There are bigger implications for class divide than assessing how different people enjoy Colgate. Professor Joel Kotkin, speaking on NPR about his new book, ‘The Next Hundred Million,” stated that the biggest challenge he sees in the next 40 years of population growth is dealing with the challenges of class and decreasing social mobility.

The current recession has exacerbated a growing income gap where the fortunate, wealthy few secure a good education, retain jobs and earn a higher income while a growing number of citizens are poor, and a disproportionate number of the poor are minorities who are fast becoming a majority.

I wonder what the implications are for Colgate and its students, if we continue to be an institution that predominantly attracts white students and those from upper socioeconomic backgrounds.

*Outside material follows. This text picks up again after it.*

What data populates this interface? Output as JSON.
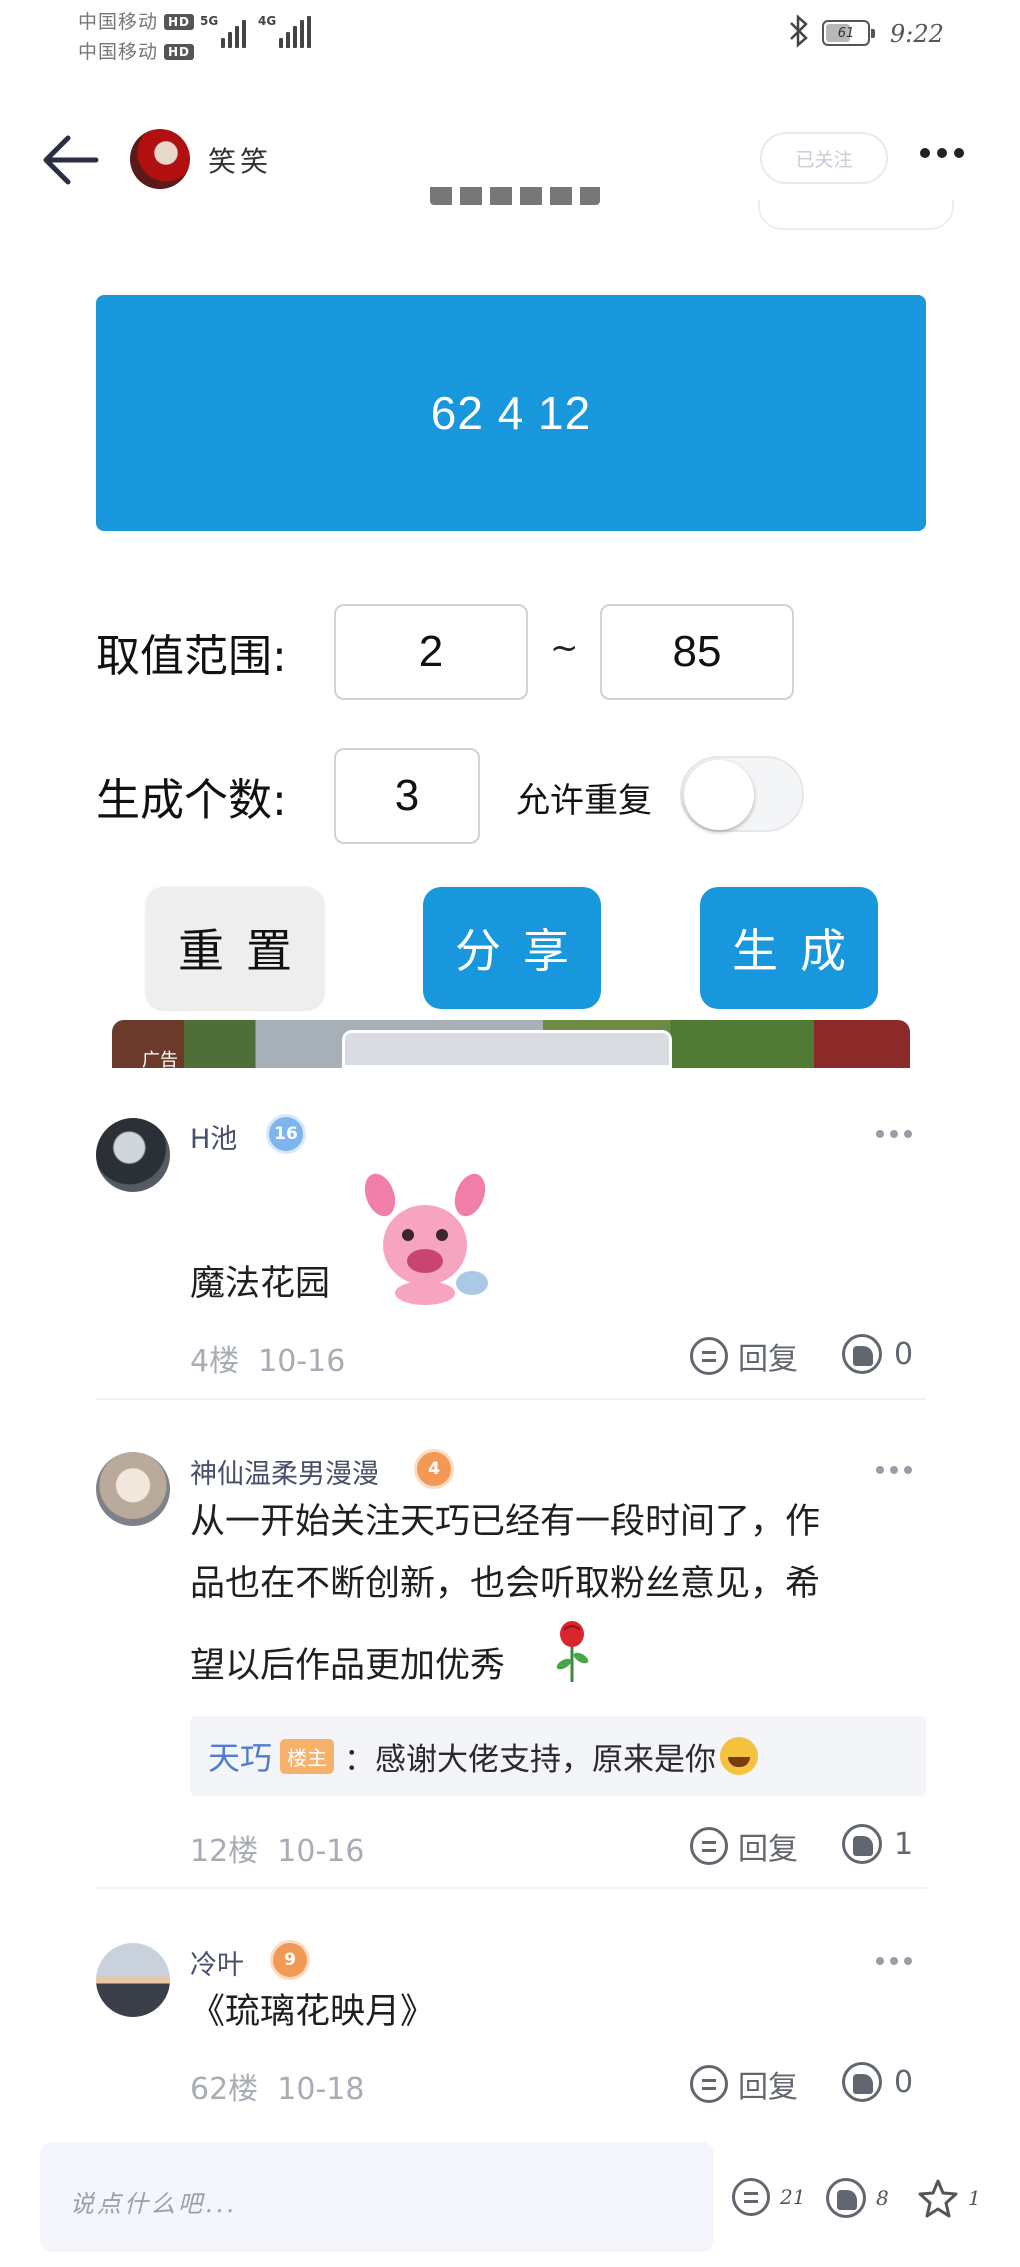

While Colgate is different from the school I attended 10 years ago, the hidden cloak of class still pervades. Moreover, the number of low-income students at Colgate remains low, while 65 percent of students come from families that pay the full cost of attendance.

Working in admissions, I appreciate the challenges of attracting a diverse student body, but I also constantly read reports detailing how more high school grads will be people of color and will come from less privileged socioeconomic background. While not every, or even many, of these students will meet the high standards for admission, I want those kids to know about Colgate, have an opportunity to attend if admitted and want to come to Colgate for the transformative impact it can have.

Despite its flaws, I love Colgate both for what it is and what it can be. Laudably, Colgate aspires to graduate not just students but global citizens ready to engage the world.

Partly, this means creating the conditions on campus that will provide a supportive and nurturing environment for all students, regardless of race, gender, sexual orientation, religion or even class. Partly, this means recruiting a class of students that reflects the larger society we will enter and preparing students to navigate that society.

The inequities and stratifications at Colgate should be important to students and alumni alike, for the quality of our education and shared experience and for the vitality of our democratic society. While I lament the conversations I didn’t have as a student and the hard lessons I learned about my class identity, I think alumni like me have a responsibility to engage in this dialogue. The stakes are high, and the conversation should start now.